Beyond local processing, the system can also send event frames to an external cloud-based LLM for scene description. When this feature is enabled, the pipeline captures three frames at one-second intervals during an active event and sends them over MQTT along with metadata – how many people and vehicles were detected, and which persons were identified. The cloud LLM then generates a natural language description of what is happening in the scene. This feature is optional and can be enabled per camera or globally.

Configuration and Deployment

The system is fully configurable through YAML files. Each camera is defined with its RTSP stream URLs, detection resolution, frame rate, and optional zone masks. AI features – face detection, face recognition, license plate detection – can be toggled on or off independently. Cameras can be marked as indoor or outdoor, which affects whether certain features like the cloud LLM integration are activated. A real deployment configuration from testing included five cameras at different resolutions (704×576, 736×416), with both indoor and outdoor setups, zone masks for ignoring motion in specific areas, and all AI features enabled.
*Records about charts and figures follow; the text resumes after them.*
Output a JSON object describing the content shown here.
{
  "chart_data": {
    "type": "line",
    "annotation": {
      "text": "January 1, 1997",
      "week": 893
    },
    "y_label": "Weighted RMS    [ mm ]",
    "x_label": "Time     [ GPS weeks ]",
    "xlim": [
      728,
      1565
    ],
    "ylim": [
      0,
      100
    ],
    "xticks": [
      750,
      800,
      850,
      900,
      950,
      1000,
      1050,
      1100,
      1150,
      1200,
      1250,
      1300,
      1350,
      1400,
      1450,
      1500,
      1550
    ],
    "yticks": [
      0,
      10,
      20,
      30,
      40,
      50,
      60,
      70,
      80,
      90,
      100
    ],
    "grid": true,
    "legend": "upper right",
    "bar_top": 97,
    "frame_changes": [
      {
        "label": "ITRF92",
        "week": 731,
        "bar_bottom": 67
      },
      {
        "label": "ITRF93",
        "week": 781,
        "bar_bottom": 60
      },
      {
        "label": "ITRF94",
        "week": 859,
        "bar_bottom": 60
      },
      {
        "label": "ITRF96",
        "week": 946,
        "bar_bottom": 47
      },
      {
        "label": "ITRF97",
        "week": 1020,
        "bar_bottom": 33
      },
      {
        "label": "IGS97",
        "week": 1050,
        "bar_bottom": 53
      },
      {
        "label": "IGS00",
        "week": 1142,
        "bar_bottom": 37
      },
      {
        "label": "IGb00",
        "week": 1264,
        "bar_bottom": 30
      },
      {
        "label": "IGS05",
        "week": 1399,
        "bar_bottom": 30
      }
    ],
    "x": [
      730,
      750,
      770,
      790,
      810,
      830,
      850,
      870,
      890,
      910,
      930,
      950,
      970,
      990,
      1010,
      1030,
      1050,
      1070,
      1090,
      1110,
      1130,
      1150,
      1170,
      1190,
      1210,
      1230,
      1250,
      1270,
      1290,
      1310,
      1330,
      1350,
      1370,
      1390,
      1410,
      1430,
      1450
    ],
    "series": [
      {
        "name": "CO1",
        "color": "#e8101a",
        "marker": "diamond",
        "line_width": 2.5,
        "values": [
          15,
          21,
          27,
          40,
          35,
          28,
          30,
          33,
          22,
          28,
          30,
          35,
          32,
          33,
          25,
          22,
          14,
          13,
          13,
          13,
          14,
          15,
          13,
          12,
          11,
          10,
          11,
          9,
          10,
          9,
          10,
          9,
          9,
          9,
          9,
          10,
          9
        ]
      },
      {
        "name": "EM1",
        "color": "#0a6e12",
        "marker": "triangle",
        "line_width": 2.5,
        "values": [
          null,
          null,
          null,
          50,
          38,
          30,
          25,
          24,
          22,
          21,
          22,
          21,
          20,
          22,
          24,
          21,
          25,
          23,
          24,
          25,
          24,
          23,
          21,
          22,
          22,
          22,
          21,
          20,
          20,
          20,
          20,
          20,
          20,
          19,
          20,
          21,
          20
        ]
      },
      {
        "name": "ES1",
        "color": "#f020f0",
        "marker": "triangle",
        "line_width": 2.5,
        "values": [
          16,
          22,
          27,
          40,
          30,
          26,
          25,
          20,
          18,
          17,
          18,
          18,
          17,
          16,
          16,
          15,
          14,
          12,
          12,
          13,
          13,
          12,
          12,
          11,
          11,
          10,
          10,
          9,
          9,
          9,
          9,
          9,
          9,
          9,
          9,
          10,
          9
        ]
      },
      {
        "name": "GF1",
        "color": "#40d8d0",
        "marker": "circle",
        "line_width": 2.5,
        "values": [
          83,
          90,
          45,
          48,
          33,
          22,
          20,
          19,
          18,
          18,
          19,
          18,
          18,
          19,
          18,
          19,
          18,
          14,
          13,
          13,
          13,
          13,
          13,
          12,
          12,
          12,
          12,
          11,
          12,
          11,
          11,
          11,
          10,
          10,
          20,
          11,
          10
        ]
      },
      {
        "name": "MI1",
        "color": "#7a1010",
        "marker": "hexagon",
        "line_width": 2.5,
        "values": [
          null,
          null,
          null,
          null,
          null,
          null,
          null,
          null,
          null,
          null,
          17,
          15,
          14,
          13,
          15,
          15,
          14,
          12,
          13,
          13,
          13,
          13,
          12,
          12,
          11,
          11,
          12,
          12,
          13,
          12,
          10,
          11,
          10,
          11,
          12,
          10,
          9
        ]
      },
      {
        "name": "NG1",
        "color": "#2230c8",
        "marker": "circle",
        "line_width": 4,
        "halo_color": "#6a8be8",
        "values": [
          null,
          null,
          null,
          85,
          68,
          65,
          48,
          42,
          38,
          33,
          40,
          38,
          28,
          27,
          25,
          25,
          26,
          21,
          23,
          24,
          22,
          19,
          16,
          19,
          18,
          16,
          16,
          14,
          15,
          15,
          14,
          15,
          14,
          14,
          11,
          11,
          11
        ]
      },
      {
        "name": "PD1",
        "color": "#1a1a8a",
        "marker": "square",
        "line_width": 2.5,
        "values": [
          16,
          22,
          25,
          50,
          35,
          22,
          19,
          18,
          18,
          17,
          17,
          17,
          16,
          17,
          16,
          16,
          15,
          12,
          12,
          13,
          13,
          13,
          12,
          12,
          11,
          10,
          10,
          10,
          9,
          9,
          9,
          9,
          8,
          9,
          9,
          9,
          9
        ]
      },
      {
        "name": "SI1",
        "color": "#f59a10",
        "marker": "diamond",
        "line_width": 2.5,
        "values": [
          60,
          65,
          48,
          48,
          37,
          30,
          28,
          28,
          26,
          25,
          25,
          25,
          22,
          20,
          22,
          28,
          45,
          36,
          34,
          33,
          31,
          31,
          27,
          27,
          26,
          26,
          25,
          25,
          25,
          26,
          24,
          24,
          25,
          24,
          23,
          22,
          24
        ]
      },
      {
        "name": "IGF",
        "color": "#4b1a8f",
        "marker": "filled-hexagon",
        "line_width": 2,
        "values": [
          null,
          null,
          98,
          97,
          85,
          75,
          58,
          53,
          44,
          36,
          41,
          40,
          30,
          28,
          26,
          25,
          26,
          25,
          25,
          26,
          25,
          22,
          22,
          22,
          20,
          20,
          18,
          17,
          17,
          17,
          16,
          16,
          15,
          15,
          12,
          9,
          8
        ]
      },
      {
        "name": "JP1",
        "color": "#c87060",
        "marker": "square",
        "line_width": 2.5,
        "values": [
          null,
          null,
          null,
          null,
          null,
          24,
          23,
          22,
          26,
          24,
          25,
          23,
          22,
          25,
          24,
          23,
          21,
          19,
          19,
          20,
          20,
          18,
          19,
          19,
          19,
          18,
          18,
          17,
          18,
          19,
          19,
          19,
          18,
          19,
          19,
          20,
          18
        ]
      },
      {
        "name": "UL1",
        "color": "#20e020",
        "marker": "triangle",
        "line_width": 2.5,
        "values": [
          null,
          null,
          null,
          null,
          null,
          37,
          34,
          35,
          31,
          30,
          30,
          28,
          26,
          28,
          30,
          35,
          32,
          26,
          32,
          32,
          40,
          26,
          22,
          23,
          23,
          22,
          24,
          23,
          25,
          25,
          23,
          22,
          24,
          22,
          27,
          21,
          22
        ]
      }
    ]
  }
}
The entire system runs inside Docker on the Raspberry Pi. The Hailo runtime (HailoRT 4.20.0) is installed as an ARM64 package. FFmpeg handles stream capture, go2rtc acts as an RTSP relay for re-streaming to mobile apps, and MQTT provides communication with external systems like alarm panels. For managing device deployments at scale, the system supports Balena – a platform for deploying and updating software on fleets of embedded devices.

Part of our work also involved supporting the newer Raspberry Pi CM5 board alongside the original CM4. Getting Balena to work on the CM5 with Hailo support required coordination with Balena’s own development team, since Hailo driver integration was not yet part of their official CM5 support at the time. Our engineers tracked this effort and contributed to making sure the Hailo NPU worked correctly on both board variants.
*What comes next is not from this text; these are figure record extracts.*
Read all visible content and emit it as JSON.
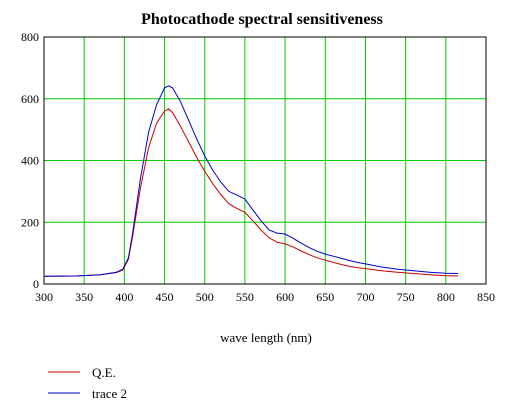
{
  "chart_data": {
    "type": "line",
    "title": "Photocathode spectral sensitiveness",
    "xlabel": "wave length (nm)",
    "ylabel": "",
    "xlim": [
      300,
      850
    ],
    "ylim": [
      0,
      800
    ],
    "x_ticks": [
      "300",
      "350",
      "400",
      "450",
      "500",
      "550",
      "600",
      "650",
      "700",
      "750",
      "800",
      "850"
    ],
    "y_ticks": [
      "0",
      "200",
      "400",
      "600",
      "800"
    ],
    "grid": true,
    "grid_color": "#00cc00",
    "legend_placement": "bottom-left",
    "series": [
      {
        "name": "Q.E.",
        "color": "#cc0000",
        "x": [
          300,
          340,
          370,
          390,
          398,
          405,
          410,
          420,
          430,
          440,
          450,
          455,
          460,
          470,
          480,
          490,
          500,
          510,
          520,
          530,
          540,
          550,
          560,
          570,
          580,
          590,
          600,
          610,
          620,
          630,
          640,
          650,
          660,
          670,
          680,
          690,
          700,
          720,
          740,
          760,
          780,
          800,
          815
        ],
        "y": [
          25,
          26,
          30,
          37,
          45,
          80,
          150,
          310,
          440,
          520,
          560,
          567,
          555,
          510,
          460,
          410,
          365,
          325,
          290,
          260,
          245,
          232,
          205,
          175,
          150,
          135,
          130,
          120,
          107,
          95,
          85,
          77,
          70,
          63,
          57,
          53,
          50,
          43,
          38,
          34,
          30,
          27,
          26
        ]
      },
      {
        "name": "trace 2",
        "color": "#0000cc",
        "x": [
          300,
          340,
          370,
          390,
          398,
          405,
          410,
          420,
          430,
          440,
          450,
          455,
          460,
          470,
          480,
          490,
          500,
          510,
          520,
          530,
          540,
          550,
          560,
          570,
          580,
          590,
          600,
          610,
          620,
          630,
          640,
          650,
          660,
          670,
          680,
          690,
          700,
          720,
          740,
          760,
          780,
          800,
          815
        ],
        "y": [
          25,
          26,
          30,
          38,
          48,
          85,
          160,
          340,
          490,
          580,
          635,
          642,
          635,
          590,
          530,
          470,
          415,
          368,
          330,
          300,
          288,
          275,
          240,
          205,
          175,
          165,
          162,
          148,
          132,
          118,
          106,
          97,
          90,
          83,
          76,
          70,
          65,
          55,
          48,
          43,
          38,
          35,
          34
        ]
      }
    ]
  }
}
Beyond the AI pipeline, our team also worked on peripheral hardware integration for the Helma board. This included getting a Zigbee chip to communicate correctly – which initially failed due to a small mistake in the device tree configuration – and setting up PWM-controlled cooling fans for both the CPU and the NPU. These are small tasks on paper, but they are the kind of work that has to be done right for a product to run reliably in real deployments.

Value Delivered

Full AI capability without cloud dependency

Five deep learning models run locally on one device. No video data leaves the premises. This eliminates ongoing cloud computing costs, removes dependency on internet connectivity, and simplifies compliance with data privacy regulations.
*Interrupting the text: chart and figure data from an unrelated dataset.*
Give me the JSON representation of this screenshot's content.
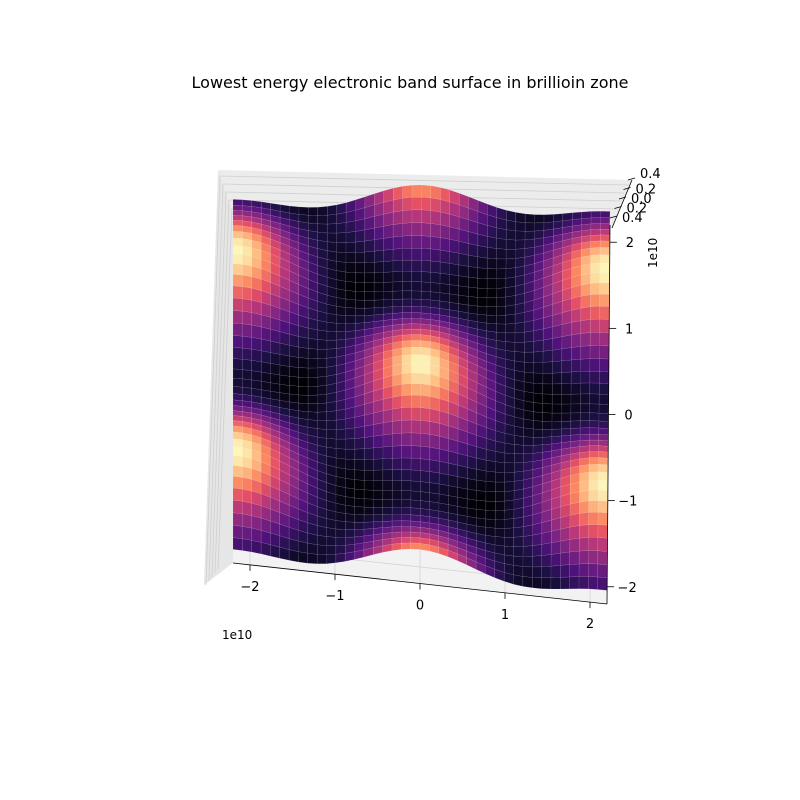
{
  "chart_data": {
    "type": "surface",
    "title": "Lowest energy electronic band surface in brillioin zone",
    "colormap": "magma",
    "x_range": [
      -2.2,
      2.2
    ],
    "y_range": [
      -2.2,
      2.2
    ],
    "z_range": [
      -0.4,
      0.4
    ],
    "x_ticks": [
      "−2",
      "−1",
      "0",
      "1",
      "2"
    ],
    "y_ticks": [
      "−2",
      "−1",
      "0",
      "1",
      "2"
    ],
    "z_ticks": [
      "0.4",
      "0.2",
      "0.0",
      "0.2",
      "0.4"
    ],
    "x_multiplier": "1e10",
    "y_multiplier": "1e10",
    "grid": true,
    "description": "Periodic band-energy surface with bright maxima arranged in a hexagonal pattern over the Brillouin zone"
  }
}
Multi-camera support from one device

One board handles multiple camera streams using shared accelerator time, motion gating, and selective inference. Instead of buying and maintaining separate processing hardware per camera, our client can scale the number of cameras without scaling the hardware cost.

Modular and configurable

Each AI feature can be toggled on or off through a config file. Helma can sell the same hardware with different software configurations without maintaining separate codebases or hardware variants.

Easy to expand the face database

An operator moves a photo into a folder, and the system learns a new person on the next restart. No retraining, no ML tools, no specialist needed. This keeps the operational cost of maintaining the system low and removes the need for technical staff on site.

Event-driven recording

The system records only when something is happening. This cuts storage costs and makes it faster to find relevant footage, reducing the time operators spend reviewing recordings.

Prepared for different hardware tiers

Every model ships in two versions - for the Hailo-8 and the Hailo-8L. Our client can offer a lower-cost product variant with the cheaper accelerator, or a higher-performance option, without any software changes. One codebase, two price points.